News Release

Psychologist: Make culture part of the new collaborative science

Peer-Reviewed Publication

University of Wisconsin-Madison

MADISON--Cultural considerations are increasingly vital in multidisciplinary research as more scientists stray from narrowly focused studies to expansive, boundary-blurring questions, a University of Wisconsin-Madison psychologist will announce to attendees (May 27) at the 17th Annual Convention of the American Psychology Society in Los Angeles.

Academic fields are rapidly converging to form emerging hybrids with tongue-twisting names such as psychoneuroimmunology. But, Ryff says, integrative work cannot tell the whole story -- or hope to create tailored, individualized interventions -- unless researchers pay heed to the broader cultural context of their work.

A renowned expert on the psychology of aging, Ryff recently demonstrated that human well-being in the U.S. is directly linked with biological markers such as stress cortisol levels and cardiovascular risk. Now, expanding the work through a proposed study called MidLife in Japan (MIDJA), Ryff wants to learn how varied cultures harbor different notions of well-being, and how those notions might interplay with biology.
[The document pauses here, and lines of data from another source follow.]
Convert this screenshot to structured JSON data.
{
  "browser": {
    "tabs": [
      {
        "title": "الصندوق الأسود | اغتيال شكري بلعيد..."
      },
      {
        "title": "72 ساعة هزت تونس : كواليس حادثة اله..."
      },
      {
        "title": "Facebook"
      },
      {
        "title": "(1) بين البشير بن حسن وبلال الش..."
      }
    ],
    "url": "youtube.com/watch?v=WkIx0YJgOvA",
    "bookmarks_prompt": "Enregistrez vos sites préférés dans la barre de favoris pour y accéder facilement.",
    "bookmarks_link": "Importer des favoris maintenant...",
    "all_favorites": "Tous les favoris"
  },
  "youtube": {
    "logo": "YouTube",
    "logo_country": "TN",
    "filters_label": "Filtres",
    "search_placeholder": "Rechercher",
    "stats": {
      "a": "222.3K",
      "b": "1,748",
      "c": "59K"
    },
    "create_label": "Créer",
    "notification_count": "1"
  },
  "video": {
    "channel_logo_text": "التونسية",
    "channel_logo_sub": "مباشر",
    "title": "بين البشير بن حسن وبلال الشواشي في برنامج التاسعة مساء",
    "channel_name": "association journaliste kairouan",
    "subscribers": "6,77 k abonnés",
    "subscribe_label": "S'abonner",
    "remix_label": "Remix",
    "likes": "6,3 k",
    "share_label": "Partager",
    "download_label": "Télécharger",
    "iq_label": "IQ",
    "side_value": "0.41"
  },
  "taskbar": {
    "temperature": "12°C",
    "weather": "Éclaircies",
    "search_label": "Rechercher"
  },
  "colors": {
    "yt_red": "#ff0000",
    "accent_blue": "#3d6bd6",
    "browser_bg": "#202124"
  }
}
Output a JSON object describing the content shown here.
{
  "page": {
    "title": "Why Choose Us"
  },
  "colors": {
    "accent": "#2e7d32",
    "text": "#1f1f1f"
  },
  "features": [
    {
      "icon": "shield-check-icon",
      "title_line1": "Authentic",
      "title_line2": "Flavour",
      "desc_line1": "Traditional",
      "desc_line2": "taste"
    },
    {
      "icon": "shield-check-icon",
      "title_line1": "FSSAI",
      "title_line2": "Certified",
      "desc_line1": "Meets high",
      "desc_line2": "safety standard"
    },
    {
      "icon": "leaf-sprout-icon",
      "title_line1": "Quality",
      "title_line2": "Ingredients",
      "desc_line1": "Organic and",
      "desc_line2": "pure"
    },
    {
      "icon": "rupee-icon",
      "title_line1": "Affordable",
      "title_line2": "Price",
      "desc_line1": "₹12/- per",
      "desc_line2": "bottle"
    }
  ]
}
Well-being, Ryff says, is essentially a measure of how purposefully a person engages with life.

"Psychosocial factors are important everywhere but components of those factors vary in cultures," says Ryff, who has collected preliminary cross-cultural data in collaboration with Japanese researchers. "Even though cultures differ in what they consider the mark of a healthy individual, [we want to show] that different components of well-being will still be linked with biology."

Where independence and individualism are signature features of American culture, Japan has traditionally been a culture of interdependence and filial obligation. Ryff and colleagues from Japan, Stanford University and the University of Michigan plan to survey a large sample of adults in Tokyo to gather extensive socio-demographic and psychosocial information, coupled with mental and physical health assessments.

The researchers will map how Japanese well-being predicts for health, and will also compare the data with findings stemming from "Midlife in the U.S. (MIDUS),"an ongoing longitudinal study spearheaded during the nineties by Ryff and several other scholars. Through MIDUS, researchers are examining behavioral, psychological and social trends in more than 7,000 U.S. adults between the ages of 25 and 74.

Notably, working with a different culture does mandate a modified research approach, says Ryff. "We don't just want to import a western study to Japan, so we are also incorporating eastern influences [into our surveys]." Orient-inspired questions, for instance, ask respondents to describe the place of obligation in their lives as well as their sense of self in the context of other relationships. If the Japanese research bears fruit, Ryff hopes to extend her investigation to other cultures. Africa, she says, will most likely be next.